BATON ROUGE, La. — Louisiana will transition to Phase II on Friday, Gov. John Bel Edwards said.
The governor says he will sign the proclamation on Thursday that will have the details; it will expire in three weeks, when the situation will be reviewed again.
In a general sense, the key differences are higher percentage of occupancy will be allowed for businesses, and some businesses - like day spas and tattoo establishments - will now be allowed to open.
But it doesn't mean that social distancing, hand-washing and masks can stop; there's still no vaccine and people have to continue to try to limit the spread of the virus and to avoid getting it and/or spreading it to vulnerable people, he said.
"There's still risk involved. There's no way for me to stand up here and say that, if everything operations just as we prescribe it, everything is safe," he said.
Edwards encouraged people to avoid businesses that won't comply with risk mitigation. That decision should include an analysis of your own vulnerabilities, and how much contact you have with vulnerable people, he said.
Every region of the state is not doing equally well, he said, but there are fewer hot spots than there have been. Contact tracing and increased testing will help keep an eye on those spots.
"Louisiana is headed in the right direction, but there's still a lot of COVID-19 in Louisiana, it's in every community in the state, so we still have work to do," he said. "We still have restrictions that must stay in place. We're not going to be fully back to normal for some time, not, likely, until we have a vaccine."
The state did exceed the goal of 200,000 tests in May; more than 206,000 tests were administered, he said. That exceeds the CDC goal to test at least 2 percent of the population monthly, Edwards said.
Louisiana is now 10th in the nation for per-capita cases of COVID-19. At worst, the state was second in the nation for that number.
Dr. Alex Billioux, an internist who is Assistant Secretary of Health for the Louisiana Department of Health's Office of Public Health, presented the details of the data that led to the Governor's decision.
He also provided some details of what Phase II will look like. Social distancing is still vital; that means maintaining a six-foot distance between you and anyone who doesn't live in your house.
Using masks is also vital, he said, because the way that most people get COVID is from another person's breath, he said. Washing you hands frequently, and staying at home as much as you can, will also help slow the spread, he said.
The 25 percent of occupancy for businesses will be relaxed, but the six-foot distance still will have to be managed, he said.
Businesses that can now open include day spas, tattoo establishments, some recreational facilities. Here's the slide about that from Billioux's talk:
In his discussion of how the data looks, Billioux said that cases are decreasing, the number of patients presenting to emergency rooms with COVID-like symptoms is decreasing, and the rate of deaths and hospitalization also is decreasing, Billioux said.
There still are areas of concern, he said.
The regions that still are problematic are New Orleans, Lake Charles, Monroe and the North Shore, he said.
The state and its partners in medical and educational sectors are working to increase testing, especially in vulnerable populations, he said. That will bring an increase in positive tests, because more people are being tested. So the number of new cases has to be balanced with the number of tests, he said.
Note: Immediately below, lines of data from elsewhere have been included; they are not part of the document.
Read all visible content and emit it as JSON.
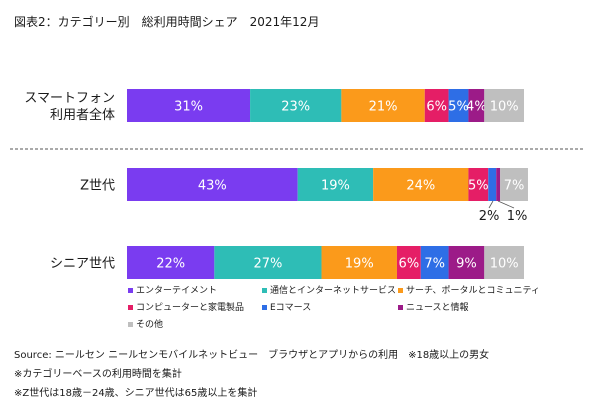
{
  "title": "図表2：カテゴリー別　総利用時間シェア　2021年12月",
  "chart_data": {
    "type": "bar",
    "orientation": "horizontal",
    "stacked": true,
    "unit": "%",
    "categories": [
      "スマートフォン利用者全体",
      "Z世代",
      "シニア世代"
    ],
    "category_labels": [
      [
        "スマートフォン",
        "利用者全体"
      ],
      [
        "Z世代"
      ],
      [
        "シニア世代"
      ]
    ],
    "series": [
      {
        "name": "エンターテイメント",
        "color": "#7a3cf0",
        "values": [
          31,
          43,
          22
        ]
      },
      {
        "name": "通信とインターネットサービス",
        "color": "#2ebdb6",
        "values": [
          23,
          19,
          27
        ]
      },
      {
        "name": "サーチ、ポータルとコミュニティ",
        "color": "#fb9a1b",
        "values": [
          21,
          24,
          19
        ]
      },
      {
        "name": "コンピューターと家電製品",
        "color": "#e51e66",
        "values": [
          6,
          5,
          6
        ]
      },
      {
        "name": "Eコマース",
        "color": "#2e6ee6",
        "values": [
          5,
          2,
          7
        ]
      },
      {
        "name": "ニュースと情報",
        "color": "#9c1b88",
        "values": [
          4,
          1,
          9
        ]
      },
      {
        "name": "その他",
        "color": "#bfbfbf",
        "values": [
          10,
          7,
          10
        ]
      }
    ],
    "data_labels": [
      [
        "31%",
        "23%",
        "21%",
        "6%",
        "5%",
        "4%",
        "10%"
      ],
      [
        "43%",
        "19%",
        "24%",
        "5%",
        "2%",
        "1%",
        "7%"
      ],
      [
        "22%",
        "27%",
        "19%",
        "6%",
        "7%",
        "9%",
        "10%"
      ]
    ],
    "legend_position": "bottom",
    "separator_after": "スマートフォン利用者全体"
  },
  "notes": [
    "Source: ニールセン ニールセンモバイルネットビュー　ブラウザとアプリからの利用　※18歳以上の男女",
    "※カテゴリーベースの利用時間を集計",
    "※Z世代は18歳－24歳、シニア世代は65歳以上を集計"
  ]
}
Despite the promising trends, people must continue to engage in the preventative measures that work - stay home if you're sick, wear a mask in public, maintain six-foot distances.
Increasing cases in Monroe is a concern, although hospitals are not overwhelmed yet, he said. There's also a rise in cases in the Alexandria area, he said. That means more testing, encouraging the use of mitigation measures and contact tracing.
For information about how contact tracing works, and what you can expect if you are contacted by a tracer, click here. Contact tracing is a method of managing infectious disease that has been used by health providers for decades.
Officials warn citizens to be on guard for scammers posting as tracers; if anyone contacts you, claims to be a contact tracers but starts to ask for personal information, hang up.
According to the Louisiana Department of Health, the number of COVID-19 cases in Louisiana increased by 425, the number of deaths increased by four as of June 1.
The number of cases in the state is now at 40,341. This is 425 more cases than were reported on Sunday.
A total of 2,690 people have died of the disease in Louisiana as of Monday. This includes four more deaths than were reported yesterday.
The LDH is reporting that 31,728 coronavirus patients are "presumed recovered," which is updated weekly.
The LDH reports that 661 people are hospitalized and that 86 require ventilators.